What will be the lasting impressions? It seems disposable, save for.bizarre images of dog collars, messy broken eggs, mountains of gin bottles, scarred flesh, pig’s blood, voyeurism, eccentric dolls, and lots of ribbons.

To add to its surreal aesthetic, Charli XCX, a pop star known for her synth-electro beats, has created a modern techno soundtrack.  

In its favor, Fennell kept some of the most revered quotes in: “Whatever our souls are made of, his and mine are the same,” “I cannot live without my life! I cannot live without my soul!” and “I have not broken your heart—you have broken it; and in breaking it, you have broken mine.”

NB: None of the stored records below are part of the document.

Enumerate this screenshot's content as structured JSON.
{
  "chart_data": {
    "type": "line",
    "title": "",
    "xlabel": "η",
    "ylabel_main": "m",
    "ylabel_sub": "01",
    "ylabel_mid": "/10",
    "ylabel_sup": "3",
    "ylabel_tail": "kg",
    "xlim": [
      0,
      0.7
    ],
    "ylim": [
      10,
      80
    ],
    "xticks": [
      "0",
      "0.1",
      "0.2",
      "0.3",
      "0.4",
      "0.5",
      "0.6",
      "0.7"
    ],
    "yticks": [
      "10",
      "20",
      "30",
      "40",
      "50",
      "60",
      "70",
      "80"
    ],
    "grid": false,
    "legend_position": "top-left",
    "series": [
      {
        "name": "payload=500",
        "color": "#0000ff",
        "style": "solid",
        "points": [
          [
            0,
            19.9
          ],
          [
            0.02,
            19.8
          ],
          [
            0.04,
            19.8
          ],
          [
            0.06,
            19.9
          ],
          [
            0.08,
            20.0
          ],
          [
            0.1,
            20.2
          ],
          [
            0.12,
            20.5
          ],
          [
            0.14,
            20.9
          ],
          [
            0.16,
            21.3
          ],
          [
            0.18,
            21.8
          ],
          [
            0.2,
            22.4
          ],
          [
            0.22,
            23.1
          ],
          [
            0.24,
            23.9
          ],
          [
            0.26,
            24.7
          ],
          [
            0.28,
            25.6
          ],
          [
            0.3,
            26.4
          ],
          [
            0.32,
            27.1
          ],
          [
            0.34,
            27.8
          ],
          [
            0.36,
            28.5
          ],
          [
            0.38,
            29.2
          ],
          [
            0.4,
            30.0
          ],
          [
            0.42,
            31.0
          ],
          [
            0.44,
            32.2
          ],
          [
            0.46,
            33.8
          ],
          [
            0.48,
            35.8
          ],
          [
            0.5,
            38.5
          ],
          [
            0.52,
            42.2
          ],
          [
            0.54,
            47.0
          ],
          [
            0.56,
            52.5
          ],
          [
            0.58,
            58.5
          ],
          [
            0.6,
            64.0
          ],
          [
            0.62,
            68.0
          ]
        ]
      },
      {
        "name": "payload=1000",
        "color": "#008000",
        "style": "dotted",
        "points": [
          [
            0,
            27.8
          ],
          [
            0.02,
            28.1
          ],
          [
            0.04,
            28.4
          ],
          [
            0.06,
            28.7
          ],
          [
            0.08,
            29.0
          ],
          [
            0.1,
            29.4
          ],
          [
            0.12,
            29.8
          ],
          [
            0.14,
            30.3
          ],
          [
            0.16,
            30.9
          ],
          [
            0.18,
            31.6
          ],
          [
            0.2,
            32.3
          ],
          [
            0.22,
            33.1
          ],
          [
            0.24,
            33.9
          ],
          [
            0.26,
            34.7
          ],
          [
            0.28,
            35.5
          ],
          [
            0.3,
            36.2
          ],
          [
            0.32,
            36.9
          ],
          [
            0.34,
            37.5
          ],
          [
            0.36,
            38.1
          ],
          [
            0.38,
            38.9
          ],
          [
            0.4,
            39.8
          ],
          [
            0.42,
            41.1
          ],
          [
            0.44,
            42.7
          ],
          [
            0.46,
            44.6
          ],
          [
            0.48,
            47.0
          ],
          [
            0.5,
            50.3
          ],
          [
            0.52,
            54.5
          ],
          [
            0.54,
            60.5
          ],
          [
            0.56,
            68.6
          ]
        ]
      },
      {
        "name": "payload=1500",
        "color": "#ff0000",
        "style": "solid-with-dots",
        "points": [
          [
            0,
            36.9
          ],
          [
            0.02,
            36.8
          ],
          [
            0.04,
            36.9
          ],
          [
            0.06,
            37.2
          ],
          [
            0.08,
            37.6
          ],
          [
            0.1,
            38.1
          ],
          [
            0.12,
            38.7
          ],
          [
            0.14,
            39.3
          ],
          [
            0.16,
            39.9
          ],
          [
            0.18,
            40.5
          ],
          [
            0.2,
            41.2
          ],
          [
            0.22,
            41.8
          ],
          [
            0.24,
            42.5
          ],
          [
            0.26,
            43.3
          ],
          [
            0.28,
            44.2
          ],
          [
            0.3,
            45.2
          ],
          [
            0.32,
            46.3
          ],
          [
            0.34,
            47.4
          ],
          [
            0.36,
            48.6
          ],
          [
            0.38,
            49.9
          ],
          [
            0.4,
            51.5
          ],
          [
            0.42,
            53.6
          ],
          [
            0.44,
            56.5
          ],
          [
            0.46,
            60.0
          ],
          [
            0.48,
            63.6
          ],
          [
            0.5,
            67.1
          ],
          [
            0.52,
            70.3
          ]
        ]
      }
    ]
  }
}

If an adaptation – say Baz Luhrmann’s “Romeo + Juliet” and “The Great Gatsby” — brings a dynamic energy to the moral complexities of a moment in time – then we can accept the changes, but when one ignores the psychology in favor of spectacle, it’s merely a parade of ‘strike-a-pose’ cosplay scenes.

Call me a romantic traditionalist, but this ‘loosely based’ adaptation is cringy, turgid, unnecessary and interminable.

“Wuthering Heights” is a 2026 period drama romance directed by Emerald Fennell and starring Margot Robbie, Jacob Elordi, Hong Chau, Shazad Latif, Alison Oliver, Martin Clunes, Owen Cooper and Charlotte Mellington. It is rated R for sexual content, some violent content and language and runs 2 hours, 16 minutes. It opens in theaters Feb. 13. Lynn’s Grade: D.